International Movement for an Imaginist Bauhaus
- Abbreviation: MIBI
- Successor: Situationist International
- Formation: 29 September 1955
- Founder: Asger Jorn Giuseppe Pinot-Gallizio Piero Simondo
- Dissolved: 28 July 1957
- Headquarters: Alba

= International Movement for an Imaginist Bauhaus =

Artist collective and art movement; precursor to the Situationists

The International Movement for an Imaginist Bauhaus was a small European avant-garde artistic tendency that arose out of the breakup of CoBrA, and was initiated by contact between former CoBrA members Asger Jorn and Enrico Baj and Sergio Dangelo of the Nuclear Art Movement.
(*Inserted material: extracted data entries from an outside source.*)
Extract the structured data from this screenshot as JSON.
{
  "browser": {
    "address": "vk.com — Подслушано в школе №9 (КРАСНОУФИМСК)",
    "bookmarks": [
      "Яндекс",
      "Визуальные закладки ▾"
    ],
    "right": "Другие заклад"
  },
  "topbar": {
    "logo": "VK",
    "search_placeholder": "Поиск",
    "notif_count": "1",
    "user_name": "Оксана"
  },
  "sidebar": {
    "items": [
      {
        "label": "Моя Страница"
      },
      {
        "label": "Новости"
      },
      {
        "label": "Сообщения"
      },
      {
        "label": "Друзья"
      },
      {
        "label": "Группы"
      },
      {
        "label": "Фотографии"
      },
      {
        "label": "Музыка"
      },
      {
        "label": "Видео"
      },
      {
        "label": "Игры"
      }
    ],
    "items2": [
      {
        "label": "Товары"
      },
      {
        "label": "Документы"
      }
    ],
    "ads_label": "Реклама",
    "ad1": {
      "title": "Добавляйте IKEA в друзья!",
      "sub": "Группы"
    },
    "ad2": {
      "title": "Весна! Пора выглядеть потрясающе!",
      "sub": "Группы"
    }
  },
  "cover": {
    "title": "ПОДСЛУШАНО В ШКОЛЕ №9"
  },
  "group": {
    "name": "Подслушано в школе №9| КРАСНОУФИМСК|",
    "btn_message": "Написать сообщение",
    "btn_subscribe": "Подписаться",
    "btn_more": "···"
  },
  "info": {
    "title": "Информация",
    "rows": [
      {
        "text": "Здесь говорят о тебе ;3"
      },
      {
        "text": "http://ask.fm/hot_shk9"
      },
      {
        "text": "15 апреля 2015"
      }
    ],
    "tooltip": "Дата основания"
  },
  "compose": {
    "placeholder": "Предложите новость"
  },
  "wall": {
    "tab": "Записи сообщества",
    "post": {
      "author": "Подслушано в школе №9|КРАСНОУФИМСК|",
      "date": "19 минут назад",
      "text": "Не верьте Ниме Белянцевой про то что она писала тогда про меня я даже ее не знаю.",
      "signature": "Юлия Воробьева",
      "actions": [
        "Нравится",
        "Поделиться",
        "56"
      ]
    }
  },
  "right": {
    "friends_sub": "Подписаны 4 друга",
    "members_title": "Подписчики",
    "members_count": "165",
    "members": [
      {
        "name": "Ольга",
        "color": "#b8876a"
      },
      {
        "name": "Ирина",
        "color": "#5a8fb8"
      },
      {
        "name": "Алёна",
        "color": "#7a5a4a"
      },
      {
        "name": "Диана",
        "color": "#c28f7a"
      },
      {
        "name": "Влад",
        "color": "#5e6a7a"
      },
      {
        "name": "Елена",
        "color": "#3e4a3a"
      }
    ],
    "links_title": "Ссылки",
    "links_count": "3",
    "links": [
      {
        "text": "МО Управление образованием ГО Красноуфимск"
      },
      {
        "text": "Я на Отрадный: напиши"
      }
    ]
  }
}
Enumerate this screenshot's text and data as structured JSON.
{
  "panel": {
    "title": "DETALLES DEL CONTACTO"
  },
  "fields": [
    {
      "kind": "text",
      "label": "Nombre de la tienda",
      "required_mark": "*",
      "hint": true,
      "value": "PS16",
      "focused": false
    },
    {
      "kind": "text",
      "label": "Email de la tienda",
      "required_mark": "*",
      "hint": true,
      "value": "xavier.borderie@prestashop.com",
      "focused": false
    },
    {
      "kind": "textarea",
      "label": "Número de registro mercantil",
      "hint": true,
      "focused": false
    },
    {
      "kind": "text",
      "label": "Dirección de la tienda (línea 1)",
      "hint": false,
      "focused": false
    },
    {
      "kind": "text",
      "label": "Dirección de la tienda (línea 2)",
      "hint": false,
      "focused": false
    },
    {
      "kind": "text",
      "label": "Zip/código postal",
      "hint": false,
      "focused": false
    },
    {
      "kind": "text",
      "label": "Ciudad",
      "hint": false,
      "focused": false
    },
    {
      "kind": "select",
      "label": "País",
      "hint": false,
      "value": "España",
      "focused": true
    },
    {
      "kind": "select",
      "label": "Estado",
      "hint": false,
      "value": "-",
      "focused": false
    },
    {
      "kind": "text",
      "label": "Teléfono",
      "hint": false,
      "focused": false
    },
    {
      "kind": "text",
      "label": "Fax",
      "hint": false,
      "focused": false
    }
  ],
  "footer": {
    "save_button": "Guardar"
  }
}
When Asger Jorn recovered from tuberculosis in the autumn of 1952, he tried for a year to restart his career in Denmark. However, in autumn 1953 he moved to Villars-sur-Ollon in Switzerland. It was here he heard of the Hochschule fur Gestaltung in Ulm. However, when he wrote to Max Bill with a proposal for collaboration, it soon became apparent that their views were highly divergent. Jorn wrote in a letter to Enrico Baj: "[A] Swiss architect, Max Bill, has undertaken to restructure the Bauhaus where Klee and Kandinsky taught. He wishes to make an academy without painting, without research into the imagination, fantasy, signs, symbols – all he wants is technical instruction. In the name of experimental artists I intend to create an International Movement For An Imaginist Bauhaus."

==Timeline==
- 1954: Jorn finds a copy of Potlatch, the information bulletin of the Letterist International at Baj's house. He then contacts Andre-Frank Connord, who puts him in contact with Guy Debord and Michèle Bernstein.
- 29 September 1955: IMIB is founded in Alba, Italy by Jorn, Giuseppe Pinot-Gallizio, and Piero Simondo.
- July 1956: One issue of Eristica, edited by Simondo, appears. It was published by Giuseppe Gallizio and contains: "Form and structure" by Asger Jorn; "For a general theory of the figurative arts" by Pietro Simondo and "Architectural functions, of democratic destinations" by Elena Verrone. The editorial board included Enrico Baj, Tullio Albisola and Ettore Sottsass.
- 28 July 1957: IMIB fused with the Letterist International and the London Psychogeographical Association to form the Situationist International. Baj was excluded from this process.